Posted  July 6, 2012

By Gordon Schnell

Since its inception in 2007, the IRS Whistleblower Office has been subject to some fairly withering attacks.  And for good reason.  It was supposed to revamp the IRS whistleblower system, encouraging tipsters to flood in and help the government identify all of those tax cheats and their billions of dollars in unpaid taxes each year.  The whistleblowers have certainly done their part.  They have submitted to the IRS thousands of claims of tax fraud since the office was opened.  But for the most part, the agency has ignored them.  It has become in the minds of so many a wasteland where whistleblower claims go to die.

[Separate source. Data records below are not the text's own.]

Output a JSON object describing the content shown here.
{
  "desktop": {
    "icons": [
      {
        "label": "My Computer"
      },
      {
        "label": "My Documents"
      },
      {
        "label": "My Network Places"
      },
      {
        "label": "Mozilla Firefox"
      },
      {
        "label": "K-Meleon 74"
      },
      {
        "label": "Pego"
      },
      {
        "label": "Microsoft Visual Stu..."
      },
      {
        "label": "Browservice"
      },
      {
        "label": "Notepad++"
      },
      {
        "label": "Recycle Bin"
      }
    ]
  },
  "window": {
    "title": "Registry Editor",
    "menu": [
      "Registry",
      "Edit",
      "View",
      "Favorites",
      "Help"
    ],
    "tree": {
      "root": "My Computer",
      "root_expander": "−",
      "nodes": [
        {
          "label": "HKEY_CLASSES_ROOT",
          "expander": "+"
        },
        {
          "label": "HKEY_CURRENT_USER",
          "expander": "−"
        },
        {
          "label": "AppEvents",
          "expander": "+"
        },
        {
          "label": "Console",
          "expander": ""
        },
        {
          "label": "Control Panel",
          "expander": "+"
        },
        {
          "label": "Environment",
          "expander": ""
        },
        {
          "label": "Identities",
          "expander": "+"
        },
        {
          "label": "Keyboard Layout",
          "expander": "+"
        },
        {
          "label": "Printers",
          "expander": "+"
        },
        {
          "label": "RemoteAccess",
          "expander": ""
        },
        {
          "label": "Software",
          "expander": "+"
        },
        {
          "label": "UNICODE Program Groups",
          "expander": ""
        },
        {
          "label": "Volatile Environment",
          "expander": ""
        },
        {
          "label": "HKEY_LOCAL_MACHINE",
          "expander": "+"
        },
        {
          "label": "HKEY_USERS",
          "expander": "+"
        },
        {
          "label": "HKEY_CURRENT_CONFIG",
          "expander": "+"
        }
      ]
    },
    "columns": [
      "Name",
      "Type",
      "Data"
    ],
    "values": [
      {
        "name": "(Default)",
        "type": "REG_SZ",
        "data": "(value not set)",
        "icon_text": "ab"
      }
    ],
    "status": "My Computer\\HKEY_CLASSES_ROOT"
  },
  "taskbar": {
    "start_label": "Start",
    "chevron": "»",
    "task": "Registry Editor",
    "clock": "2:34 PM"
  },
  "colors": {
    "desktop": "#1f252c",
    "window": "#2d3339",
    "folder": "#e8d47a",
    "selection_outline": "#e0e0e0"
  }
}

No one has been more critical of the IRS than Senator Chuck Grassley himself.  He is the modern day champion of the whistleblower movement and one of the key architects behind the increased rewards and protections recently afforded whistleblowers.  He also is responsible for creating the IRS Whistleblower Office as an independent unit within the IRS with the authority and resources to revamp what has historically been an agency hostile to whistleblowers.  He has not been happy with what appears to be the agency’s continued hostility toward whistleblowers.  For the past two years Senator Grassley has been on a rampage to get the agency to change its tune and take full advantage of the whistleblower system he helped put in place.  Perhaps his efforts are paying off.

In a memo the IRS widely released last month, the agency proclaims it is turning over a new leaf in its work with whistleblowers.  Among the new directives outlined in the memo are strict timelines for acting on whistleblower information and rewards, and a commitment to deal directly and personally with each whistleblower.  The memo also evinces a newfound recognition that whistleblowers should be an important part of the IRS enforcement scheme —  they “can provide valuable leads, and often offer unique insights into taxpayer activity.”  This is quite a turnaround for an agency that, in the words of Senator Grassley, is used to treating whistleblowers “like skunks at a picnic.”

So the question remains, is the IRS really getting its act together, or is it just paying lip service to Senator Grassley and the army of critics who have questioned what is going on with the IRS today?  Only time will tell.  But one thing seems pretty clear.  If the IRS is not serious in its newly laid out approach and continues on its historic course, the number of whistleblowers who come knocking will diminish to the point where the IRS will forever be excluded from the whistleblower enforcement scheme.